Relatively happy to see it... though I do tend to lean towards the free speech side of the coin, and kind of miss the relative wild west that was IRC in the 90's. I feel like centralized social media is a blessing and a curse. What's old is new again.


> wild west that was IRC in the 90's.

There was tons of /kick and /ban there too...


But there wasn't the equivalent of Mastodon culture of "hello server admin, nice instance you have here, it's a shame if it were to be defederated simply because you chose not to defederate the people we tell you to".


Wasn't that literally how and why EFnet started?


Yeah, but generally that was on a channel by channel basis.


> I feel like centralized social media is a blessing and a curse.

This is what makes Mastadon interesting. I'm not using it, but a lot of people I pay attention to are.


“Free speech” is a term that’s been completely abused and used in bad faith.


Is your assertion that I'm using it in bad faith?


No, but rather that Musk has been using it in bad faith (I’m assuming “I support free speech” was meant to qualify the criticism of Twitter under Musk’s leadership).


Yeah, Musk's definition of supporting free speech wasn't much to speak of... better than the old guard, but really weird in ways too. For me, short of threats or calls for violence I'm pretty open to whatever... As long as you're able to as an individual block/filter. Though the NSFW content on Twitter can be pretty bad and wouldn't mind being able to selectively filter that as a user too.


I don’t think it is better than “the old guard” at all. I would agree with this piece (which contains examples to make the point), that all he’s done is boost ideas he likes hearing and suppress ones he doesn’t in nakedly partisan fashion: https://apple.news/ANuPT612pRca2DdolgCyu1g

And it does neatly summarize what I meant about the term “free speech” being abused: “ For them, free speech is when they can say what they want, and when you can say what they want.”


I'm guessing you also don't participate in more conservative circles either... The before and after is a stark contrast to say the least. I don't always agree with conservatives, but do follow a lot of anti establishment libertarians and conservatives.

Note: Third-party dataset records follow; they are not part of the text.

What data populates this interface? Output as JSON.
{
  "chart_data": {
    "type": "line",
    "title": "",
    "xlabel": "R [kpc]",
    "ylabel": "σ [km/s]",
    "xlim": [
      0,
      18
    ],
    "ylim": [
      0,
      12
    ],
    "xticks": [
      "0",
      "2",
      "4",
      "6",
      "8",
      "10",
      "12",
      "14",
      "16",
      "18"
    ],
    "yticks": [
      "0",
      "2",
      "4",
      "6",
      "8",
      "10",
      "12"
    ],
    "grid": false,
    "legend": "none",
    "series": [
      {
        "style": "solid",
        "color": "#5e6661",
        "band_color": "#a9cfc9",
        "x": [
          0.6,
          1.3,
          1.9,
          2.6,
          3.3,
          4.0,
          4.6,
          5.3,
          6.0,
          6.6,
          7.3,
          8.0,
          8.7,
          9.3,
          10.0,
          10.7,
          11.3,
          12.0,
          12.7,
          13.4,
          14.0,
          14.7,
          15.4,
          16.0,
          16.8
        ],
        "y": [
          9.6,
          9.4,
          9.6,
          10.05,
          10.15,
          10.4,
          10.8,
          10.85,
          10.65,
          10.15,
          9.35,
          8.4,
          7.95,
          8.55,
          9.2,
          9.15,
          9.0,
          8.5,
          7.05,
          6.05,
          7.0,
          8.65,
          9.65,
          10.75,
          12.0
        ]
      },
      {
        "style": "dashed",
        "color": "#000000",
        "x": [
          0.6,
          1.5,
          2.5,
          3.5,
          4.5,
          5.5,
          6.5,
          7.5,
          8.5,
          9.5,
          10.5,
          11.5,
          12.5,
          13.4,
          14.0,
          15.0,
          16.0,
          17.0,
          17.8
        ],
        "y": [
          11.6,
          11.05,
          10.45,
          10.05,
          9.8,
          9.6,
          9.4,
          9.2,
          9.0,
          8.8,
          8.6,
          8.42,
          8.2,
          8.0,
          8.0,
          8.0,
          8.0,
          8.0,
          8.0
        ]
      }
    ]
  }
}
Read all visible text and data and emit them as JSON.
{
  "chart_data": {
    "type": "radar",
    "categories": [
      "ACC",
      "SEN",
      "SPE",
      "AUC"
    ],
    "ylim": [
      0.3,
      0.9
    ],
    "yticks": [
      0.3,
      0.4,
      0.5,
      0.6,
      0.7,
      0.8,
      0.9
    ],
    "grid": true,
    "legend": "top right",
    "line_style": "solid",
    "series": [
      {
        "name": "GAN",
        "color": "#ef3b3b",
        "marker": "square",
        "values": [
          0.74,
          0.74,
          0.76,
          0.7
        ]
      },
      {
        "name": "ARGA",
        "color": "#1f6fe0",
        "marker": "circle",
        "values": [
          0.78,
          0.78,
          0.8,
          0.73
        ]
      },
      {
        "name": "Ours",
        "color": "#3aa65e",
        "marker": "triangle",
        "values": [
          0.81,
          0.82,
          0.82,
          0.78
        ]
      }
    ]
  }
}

Discord attacking Twitch too


And patient Apple waiting it all out to see whose lunch to eat next.


What do you think those 16-core Neural Processing Units that ship in every Mac are for? They're not waiting to see, they're waiting for everyone to discover their lunch has already been eaten.

How do you get around privacy concerns for using the big AI models? Run your own. How do you get around the compute requirements for training? Push to the leaf nodes. How do you solve for personalizing AIs? Have personal AI models running locally... And wouldn't it be nice if there was some dedicated hardware those AI models could inhabit...


With umptillion gigs of shared memory, too. Really the only reason I'm entertaining moving up from an mba to an mbp, but I haven't convinced myself it's worth the splurge yet.


So are you going to take large short positions on Google and Facebook?


I won’t be predictive or prescriptive about the markets. But it’s clear that tech giants will soon have to fall or evolve.